Akıldışılık ise, bu durumun tersi olarak niteleniyor. Yani, menfaatimizi korumayan veya çıkarımıza uymayan karar vermek, akıldışılık olarak ifade ediliyor. Bu açıdan bakılınca, menfaatinin peşinde koşan şahsı akıllı bir insan olarak niteleyenlere göre, menfaatinin nerede olduğunu anlayamayan kişi de, akılsız olarak nitelenebilir.
Görüldüğü gibi, akılcı ve akıldışı davranış hakkındaki her iki tanım da, genel anlamda, maddi menfaat üzerine odaklanıyor. Maddi açıdan bakılınca, akılcı veya akıldışı davranmanın bazı sonuçları şöyle olabilir.
Akılcılık, başkalarının zararına da olsa, bizim kazanmamızı teşvik eder. Çünkü asıl olan, şahsi menfaatimizi artırmaktır. Biz kazanırken, başkalarının ezilmesinin veya zarar etmesinin bizim için bir önemi yoktur. Çünkü biz akılcı davranmaktayız.
Akıldışılık, her zaman menfaatimizi bilememek şeklinde tezahür etmez. Bazen, akılcı davrandığımızı düşündüğümüz halde, akıldışı davranışlardaki sonuçlarla karşılaşırız. Çoğu zaman, daha çok kazanma umuduyla hırsla hareket ederiz, ama sonuçta maddeten zarara uğrarız. Bazen, “kaz gelecek yerden tavuk esirgenmez” diyerek akılcı davrandığımızı düşünür ve önce tavuğu veririz. Ama kaz gelmediği için tavuğu da kaybederiz. Yani akılcı davrandığımızı düşündüğümüz bir sırada zarara uğrayarak, akıldışı davranmış konumuna düşeriz. Bazen, hızlı karar vermek zorunda kalırız. Böyle bir durumda bazı etkenleri tam irdeleyemeyebiliriz. Dolayısıyla, ilk akılımıza gelen kazancı tercih ederiz ve belki menfaat sağlamış oluruz, ama daha büyük kazancı kaçırmış olabiliriz. Böyle durumlarda, kendi zararımıza kendimiz sebep olduğumuz için, kendi kendimizi suçlayarak, manen sıkıntıya düşeriz. Akılcı davrandığımız bir sırada akıldışı davranmış konumuna düşmek, bizi içten içe kemirir.
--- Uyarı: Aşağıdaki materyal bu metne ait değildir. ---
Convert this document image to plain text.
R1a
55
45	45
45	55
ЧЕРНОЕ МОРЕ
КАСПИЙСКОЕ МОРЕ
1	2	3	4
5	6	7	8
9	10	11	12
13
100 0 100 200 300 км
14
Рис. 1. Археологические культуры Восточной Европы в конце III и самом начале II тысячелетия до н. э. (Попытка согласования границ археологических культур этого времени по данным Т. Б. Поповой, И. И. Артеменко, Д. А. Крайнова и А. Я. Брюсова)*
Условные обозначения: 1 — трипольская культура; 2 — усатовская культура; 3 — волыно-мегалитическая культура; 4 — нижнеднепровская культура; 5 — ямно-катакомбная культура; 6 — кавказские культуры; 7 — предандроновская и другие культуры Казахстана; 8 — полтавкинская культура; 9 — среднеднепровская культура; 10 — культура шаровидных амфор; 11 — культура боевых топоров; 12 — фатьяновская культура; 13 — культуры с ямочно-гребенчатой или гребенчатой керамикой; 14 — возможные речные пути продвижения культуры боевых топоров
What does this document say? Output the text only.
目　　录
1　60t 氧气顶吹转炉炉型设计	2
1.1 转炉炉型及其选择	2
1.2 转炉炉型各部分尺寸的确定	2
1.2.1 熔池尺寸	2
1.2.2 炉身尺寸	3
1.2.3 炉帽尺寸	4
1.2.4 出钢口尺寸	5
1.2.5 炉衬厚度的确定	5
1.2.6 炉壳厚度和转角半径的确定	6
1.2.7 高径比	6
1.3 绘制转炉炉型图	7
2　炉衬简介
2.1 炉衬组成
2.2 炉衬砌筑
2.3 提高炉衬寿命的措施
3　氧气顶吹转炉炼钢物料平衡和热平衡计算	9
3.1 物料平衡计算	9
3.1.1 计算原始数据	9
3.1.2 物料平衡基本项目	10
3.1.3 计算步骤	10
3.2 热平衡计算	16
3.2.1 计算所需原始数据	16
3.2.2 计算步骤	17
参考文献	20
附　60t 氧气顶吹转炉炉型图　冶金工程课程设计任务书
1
Akılcılık, mevcut düzene uyum sağlamaktır. Böylece, en az zararı ve azami faydayı sağlamayı ummaktır. Düzene uyum sağlamak, sadece ticaretle uğraşanlar için değil, herkes için geçerlidir. Aile içerisinde, okulda, işyerinde, arkadaşlarımız arasındaki ilişkilerimizde, sosyal faaliyetlerimizde düzene uyum sağlamak da, akılcı davranmak olarak tanımlanmaktadır.
Akıldışılık, bazen, mevcut düzenin dışında konuşlanmaktır. Bu durum, akıldışılığın uç noktası olarak değerlendirilebilir. Düzene uyum sağlarken şahsiyetinden taviz vermekle, sırf düzene itiraz edeceğim diye, mantıksız bir asilik sergilemek arasında bir fark yoktur. Bu durumda akılcılık ile akıldışılık, benzer sıkıntılara yol açar. İster, düzene uyum sağlamak adına şahsiyetinden taviz vermiş ol, isterse, mesnetsiz ve mantıksız bir asilik sergilemiş ol, her ikisi de aynı şekilde yanlıştır.
Akılcılık ve akıldışılığın, bazen uygulamada benzer yönleri vardır. Her ikisi de benzer olaylar karşısında defalarca aynı uygulamayı yapar. Örneğin, reklamını insanları ikna edebilecek şekilde iyi yapan bir firmanın ürününü satın almaya karar verirken, akılcı veya akıldışı davranışımızı ayırt etmemiz zordur. Sunumunu çok güzel yapan bir pazarlamacı, bazen bizleri şaşırtır. Verdiğimiz kararı akılcı olarak görmemizi sağlar. Fakat ilerleyen zamanda başka seçeneklerle karşılaştırdığımızda, akıldışı davrandığımız kararına varabiliriz.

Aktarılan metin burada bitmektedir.